No ha habido sorpresas de última hora. El folleto registrado ante la CNMV ya avanzaba una horquilla entre 4,45 y 5,05 euros, y los datos que circulaban durante el roadshow apuntaban a una demanda sólida. Al final, el libro se ha cerrado en la parte superior del intervalo, un indicio de que los inversores no han regateado a la hora de apostar por una de las ingenierías medianas más internacionalizadas del país.
Un precio sin rebajas y una valoración que convence
Con ese precio, TSK se sube al parqué con una capitalización bursátil que roza los 580 millones. La operación, según la documentación remitida al supervisor, supone la entrada de nuevos accionistas a través de una ampliación de capital y la venta de un paquete de títulos por parte de los fundadores. El montante final ronda los 70 millones de euros, aunque la cifra exacta depende del ejercicio completo del green shoe.
No es una cifra menor para el mercado español. TSK no es una startup tecnológica que quema caja, sino una compañía industrial con proyectos en más de 40 países y una cartera de pedidos que supera los 1.000 millones.
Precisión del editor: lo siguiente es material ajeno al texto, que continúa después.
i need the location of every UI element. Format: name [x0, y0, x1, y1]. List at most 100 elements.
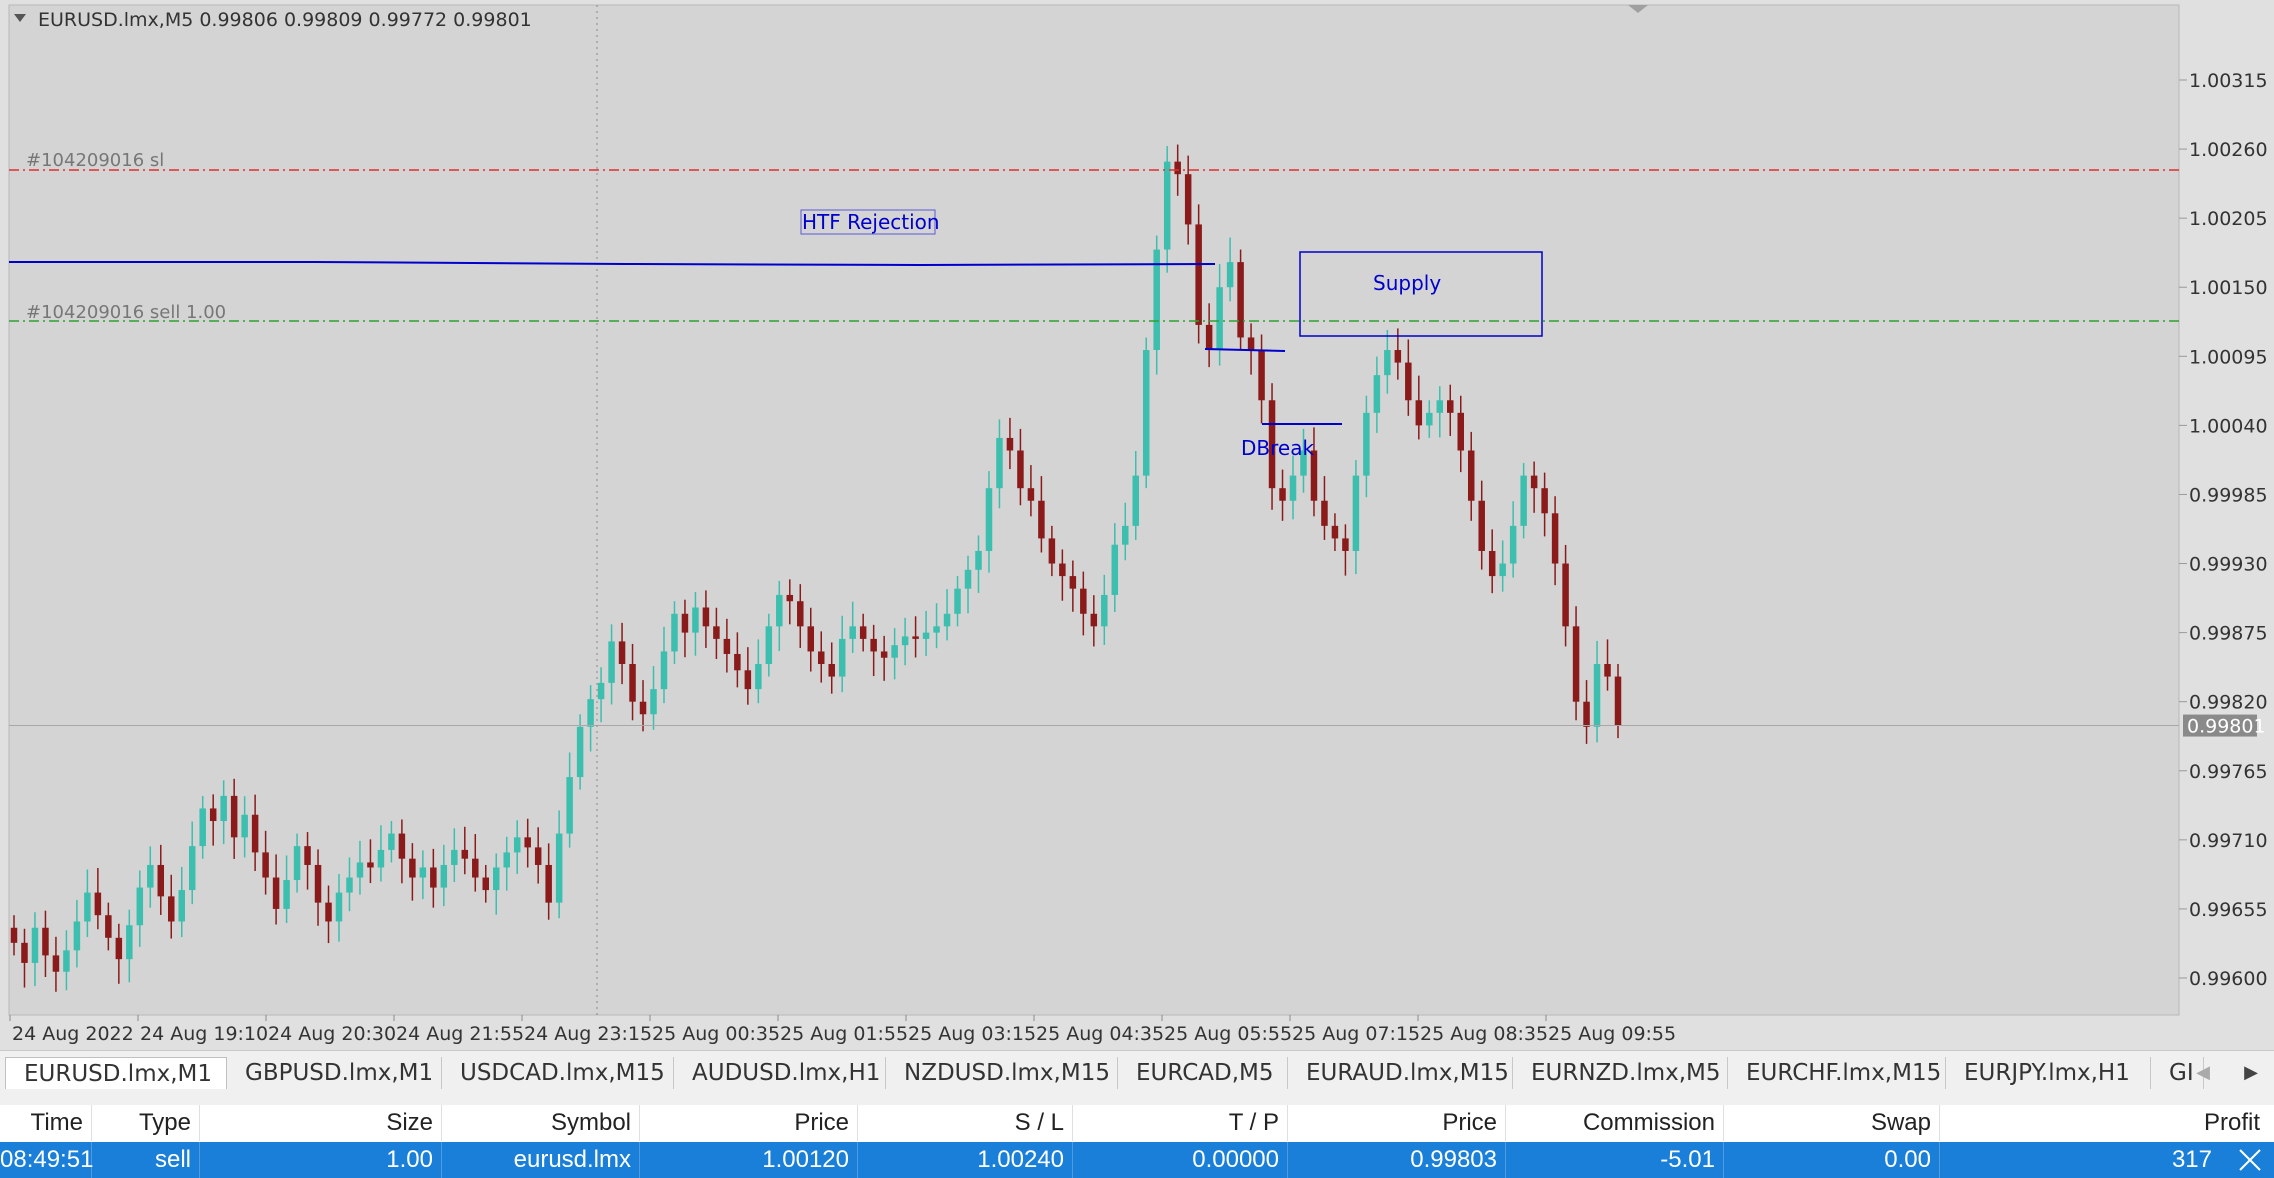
tab-scroll-right-icon[interactable]: ▶ — [2244, 1062, 2258, 1083]
chart-menu-triangle-icon[interactable] — [14, 14, 26, 22]
bull-candle — [513, 837, 521, 853]
bull-candle — [188, 846, 196, 891]
bear-candle — [859, 626, 867, 639]
bull-candle — [1300, 450, 1307, 476]
bear-candle — [1059, 563, 1066, 577]
bull-candle — [1436, 400, 1444, 413]
time-label: 25 Aug 07:15 — [1292, 1023, 1420, 1045]
bull-candle — [849, 626, 856, 639]
price-label: 0.99600 — [2189, 968, 2268, 990]
chart-tab[interactable]: EURJPY.lmx,H1 — [1946, 1057, 2151, 1089]
bull-candle — [377, 849, 385, 868]
bear-candle — [1457, 412, 1464, 451]
bear-candle — [461, 849, 469, 859]
chart-tab[interactable]: EURAUD.lmx,M15 — [1288, 1057, 1513, 1089]
column-header-commission[interactable]: Commission — [1506, 1105, 1724, 1141]
bull-candle — [147, 864, 154, 888]
tab-scroll-left-icon[interactable]: ◀ — [2196, 1062, 2210, 1083]
column-header-swap[interactable]: Swap — [1724, 1105, 1940, 1141]
bear-candle — [1090, 613, 1098, 627]
bear-candle — [409, 858, 416, 878]
time-label: 25 Aug 03:15 — [908, 1023, 1036, 1045]
bull-candle — [1509, 525, 1517, 564]
chart-tab[interactable]: EURNZD.lmx,M5 — [1513, 1057, 1728, 1089]
close-icon[interactable] — [2236, 1146, 2264, 1174]
dbreak-label: DBreak — [1241, 436, 1314, 460]
chart-tab[interactable]: AUDUSD.lmx,H1 — [674, 1057, 886, 1089]
column-header-tp[interactable]: T / P — [1073, 1105, 1288, 1141]
price-label: 1.00315 — [2189, 70, 2268, 92]
bear-candle — [1321, 500, 1328, 526]
chart-tab[interactable]: GI — [2151, 1057, 2204, 1089]
bear-candle — [1478, 500, 1485, 551]
bear-candle — [702, 607, 710, 627]
chart-tab[interactable]: GBPUSD.lmx,M1 — [227, 1057, 442, 1089]
column-header-size[interactable]: Size — [200, 1105, 442, 1141]
bear-candle — [1237, 262, 1244, 338]
bear-candle — [1604, 664, 1611, 677]
bear-candle — [524, 837, 531, 848]
bull-candle — [1352, 475, 1360, 551]
shift-marker-icon[interactable] — [1628, 5, 1648, 13]
supply-zone[interactable] — [1299, 251, 1543, 337]
bull-candle — [1153, 249, 1160, 351]
bull-candle — [587, 699, 594, 727]
bear-candle — [10, 927, 18, 943]
bear-candle — [1027, 488, 1035, 501]
bull-candle — [31, 927, 39, 963]
chart-area[interactable]: 1.00315 1.00260 1.00205 1.00150 1.00095 1.000… — [0, 0, 2274, 1050]
bull-candle — [1132, 475, 1140, 526]
bull-candle — [1593, 664, 1601, 727]
cell-symbol: eurusd.lmx — [442, 1142, 640, 1178]
price-label: 1.00150 — [2189, 277, 2268, 299]
bull-candle — [388, 833, 395, 850]
bull-candle — [922, 632, 930, 639]
cell-tp: 0.00000 — [1073, 1142, 1288, 1178]
bull-candle — [555, 833, 563, 903]
bear-candle — [1583, 701, 1590, 727]
chart-tab[interactable]: NZDUSD.lmx,M15 — [886, 1057, 1118, 1089]
bear-candle — [52, 955, 60, 972]
time-label: 24 Aug 21:55 — [396, 1023, 524, 1045]
bull-candle — [891, 645, 898, 658]
chart-tab[interactable]: EURCHF.lmx,M15 — [1728, 1057, 1946, 1089]
column-header-sl[interactable]: S / L — [858, 1105, 1073, 1141]
bull-candle — [84, 892, 91, 922]
bear-candle — [1080, 588, 1087, 614]
htf-rejection-label: HTF Rejection — [802, 210, 940, 234]
bear-candle — [1331, 525, 1339, 539]
column-header-profit[interactable]: Profit — [1940, 1105, 2274, 1141]
bear-candle — [262, 852, 269, 878]
bear-candle — [304, 846, 311, 865]
chart-tab[interactable]: USDCAD.lmx,M15 — [442, 1057, 674, 1089]
column-header-symbol[interactable]: Symbol — [442, 1105, 640, 1141]
bull-candle — [1163, 161, 1171, 250]
current-price-tag — [2183, 714, 2257, 737]
bear-candle — [1551, 513, 1559, 564]
time-label: 25 Aug 01:55 — [780, 1023, 908, 1045]
bear-candle — [230, 795, 238, 838]
chart-tab[interactable]: EURCAD,M5 — [1118, 1057, 1288, 1089]
column-header-type[interactable]: Type — [92, 1105, 200, 1141]
column-header-price[interactable]: Price — [640, 1105, 858, 1141]
price-chart[interactable]: 1.00315 1.00260 1.00205 1.00150 1.00095 1.000… — [0, 0, 2274, 1050]
time-label: 25 Aug 05:55 — [1164, 1023, 1292, 1045]
column-header-current-price[interactable]: Price — [1288, 1105, 1506, 1141]
price-label: 0.99985 — [2189, 484, 2268, 506]
bull-candle — [838, 638, 846, 677]
chart-tab[interactable]: EURUSD.lmx,M1 — [5, 1057, 227, 1089]
time-label: 25 Aug 09:55 — [1548, 1023, 1676, 1045]
bear-candle — [1006, 437, 1014, 451]
price-label: 0.99875 — [2189, 623, 2268, 645]
bull-candle — [1499, 563, 1506, 577]
trade-row[interactable]: 08:49:51 sell 1.00 eurusd.lmx 1.00120 1.00240… — [0, 1142, 2274, 1178]
bear-candle — [209, 808, 217, 822]
time-label: 25 Aug 00:35 — [652, 1023, 780, 1045]
column-header-time[interactable]: Time — [0, 1105, 92, 1141]
bull-candle — [1142, 350, 1150, 476]
bear-candle — [42, 927, 49, 956]
bull-candle — [1363, 412, 1370, 476]
bear-candle — [534, 847, 542, 865]
htf-rejection-line — [9, 261, 1216, 267]
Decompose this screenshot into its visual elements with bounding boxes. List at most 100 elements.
Su especialidad —plantas industriales, instalaciones energéticas, tratamiento de minerales y electrificación ferroviaria— la sitúa en una posición poco habitual para los inversores minoristas: una empresa predecible, con contratos a largo plazo y márgenes ajustados pero estables.
Lo que significa este debut para el ecosistema de las OPV en España
Más allá del caso concreto, que una ingeniería asturiana se atreva a dar el paso en un momento en que muchas compañías similares prefieren esperar es una señal. En los últimos dos años, las salidas a Bolsa en el mercado español han sido un goteo escaso y muy concentrado en el sector inmobiliario y las renovables. TSK rompe esa tendencia.
He seguido de cerca varios intentos de empresas de servicios industriales por acceder al mercado de capitales, y pocos han llegado a buen puerto. La mayoría se han quedado en sondeos preliminares o han optado por rondas privadas de financiación. Que TSK haya completado el proceso sin despeinarse —con el precio en el máximo y sin ampliar el período de prospección— demuestra que el inversor institucional español está dispuesto a mirar más allá de los sectores de moda si los números son sólidos.
Eso sí, el verdadero examen llegará después. El precio de salida es solo una foto fija; lo que importa es la evolución en los primeros meses de cotización. Y aquí, el historial reciente de las debutantes en el BME Growth es irregular: algunas han aguantado el tipo; otras han terminado corrigiendo por debajo del precio de la OPV. La clave para TSK será demostrar que su cartera de pedidos se traduce en ingresos recurrentes y que la internacionalización no diluye los márgenes.
Yo creo que lo conseguirá. Pero hasta que la acción no empiece a cotizar, solo tenemos un precio de partida y muchas expectativas. De momento, la asturiana ha hecho los deberes: ha elegido un precio que no es una ganga, pero tampoco una sobrevaloración que luego penalice a los nuevos accionistas. Y eso, en un mercado de estrenos tan exigente como el actual, ya es mucho.